Das Fresko vom Jüngsten Gericht
Visuell spielt „Konklave“ auf altbekannte Vatikan-Stereotypen an, zeigt sie aber doch ganz anders. Das Rot der Kardinäle bringt Farbe in die grauen Mauern. Leuchtendes Weiß und Rot, was den dienenden Schwestern verwehrt ist. Weiß wie die Hoffnung, die Unschuld und das Licht, Rot für das Blut, das Martyrium und das Leiden Christi. Der Alltag hingegen ist grau. Das Weiß des Films leuchtet immer stärker, je näher das Konklave durch die dramatischen Ereignisse in Rom und anderen Städten seinem Ende kommt. Vor den mächtigen Säulen und bedrückenden Steinwänden wirken die rot bekleideten Würdenträger allerdings klein und hilflos, und Michelangelos Fresko vom Jüngsten Gericht wirkt wie eine zusätzliche Illustrierung der angespannten Stimmung unter den Kardinälen.
Die Bildgestaltung ist dabei aber nicht folkloristisch
oder klischeehaft; selbst die Schweizer Garde ist nur am Rande zu sehen. Dafür
schafft der Film mächtige Bilder, die in Erinnerung bleiben, etwa von einer
Gruppe Kardinäle, die im Innenhof des Gästehauses Zigaretten
rauchen. Oder die Szene, wenn viele Kardinäle bei Regen mit weißen
Regenschirmen über einen großen Platz auf den Eingang zulaufen.
Das spannende Kammerspiel zwischen dem Gästehaus Santa Marta und der Sixtinischen Kapelle wurde nicht an Originalschauplätzen gedreht, sondern überwiegend in den Cinecittà-Studios und an verschiedenen Schauplätzen in Rom. Für Edward Berger war die Suche nach den Drehorten dabei so wichtig wie das Casting, erläuterte er in San Sebastián, weil nur so die Glaubwürdigkeit des Ortes gewährleistet werden könne.
Sein „Konklave“ ist ein klaustrophobischer Mikrokosmos der Macht, in dem alte Männer um Erneuerung oder Restauration kämpfen, während außerhalb des Vatikans die Konflikte eskalieren. Am Anfang liegt ein Papst auf dem Totenbett, am Ende steht ein neuer Papst kurz davor, sich der Welt zu präsentieren. „Kirche besteht nicht nur aus ihren Traditionen, sondern daraus, was wir damit in Zukunft machen“, lautet seine Botschaft. Vieles werde anders werden. Allerdings wurde der finale Twist des Plots, eine überraschende Wendung um die Identität des neugewählten Papstes, schon von Rezensenten des Romans zwiespältig aufgenommen.

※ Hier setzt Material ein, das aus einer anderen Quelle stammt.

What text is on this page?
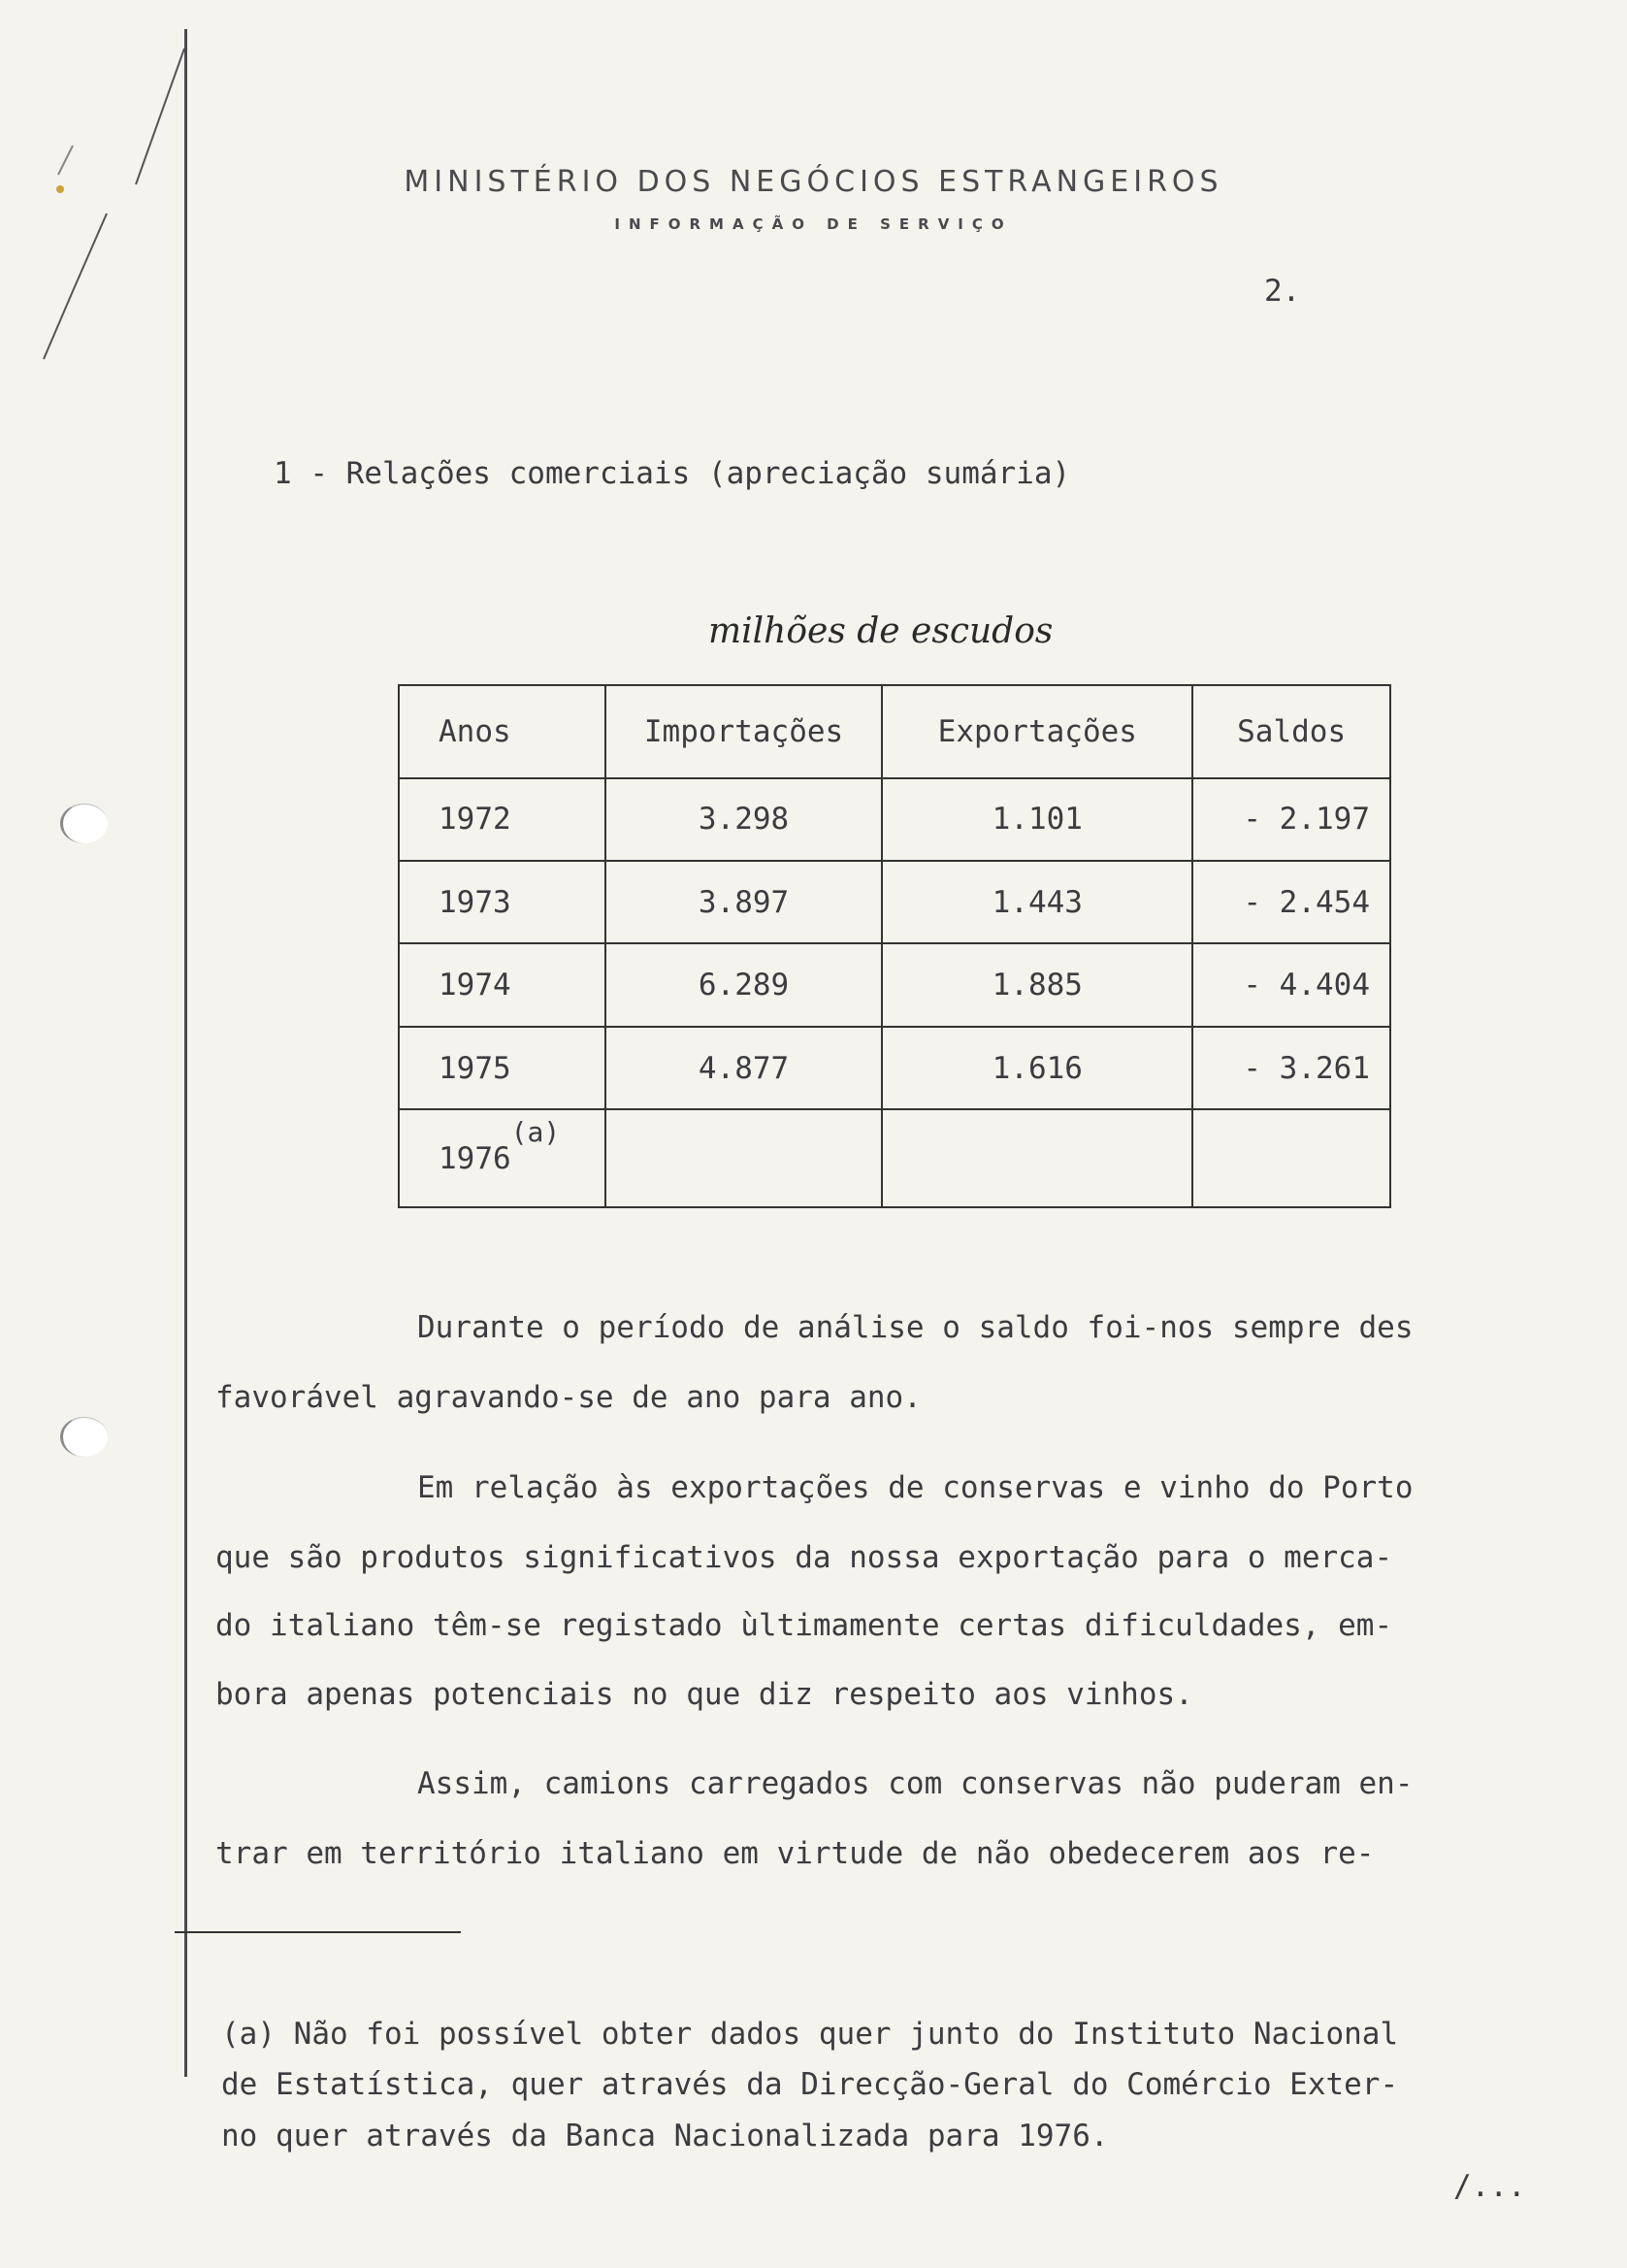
MINISTÉRIO DOS NEGÓCIOS ESTRANGEIROS
INFORMAÇÃO DE SERVIÇO
2.
1 - Relações comerciais (apreciação sumária)
milhões de escudos
Anos	Importações	Exportações	Saldos
1972	3.298	1.101	- 2.197
1973	3.897	1.443	- 2.454
1974	6.289	1.885	- 4.404
1975	4.877	1.616	- 3.261
1976(a)			
Durante o período de análise o saldo foi-nos sempre des
favorável agravando-se de ano para ano.
Em relação às exportações de conservas e vinho do Porto
que são produtos significativos da nossa exportação para o merca-
do italiano têm-se registado ùltimamente certas dificuldades, em-
bora apenas potenciais no que diz respeito aos vinhos.
Assim, camions carregados com conservas não puderam en-
trar em território italiano em virtude de não obedecerem aos re-
(a) Não foi possível obter dados quer junto do Instituto Nacional
de Estatística, quer através da Direcção-Geral do Comércio Exter-
no quer através da Banca Nacionalizada para 1976.
/...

Das Ende des Films ist dann sehr still. Thomas Lawrence, jetzt im schlichten schwarzen Priestergewand, sitzt müde auf der Bettkante. Er öffnet das Fenster. Frische Luft dringt ein. Von außen hört man fröhliches Lachen: Junge, in weiß gekleidete Nonnen verlassen das graue Gebäude.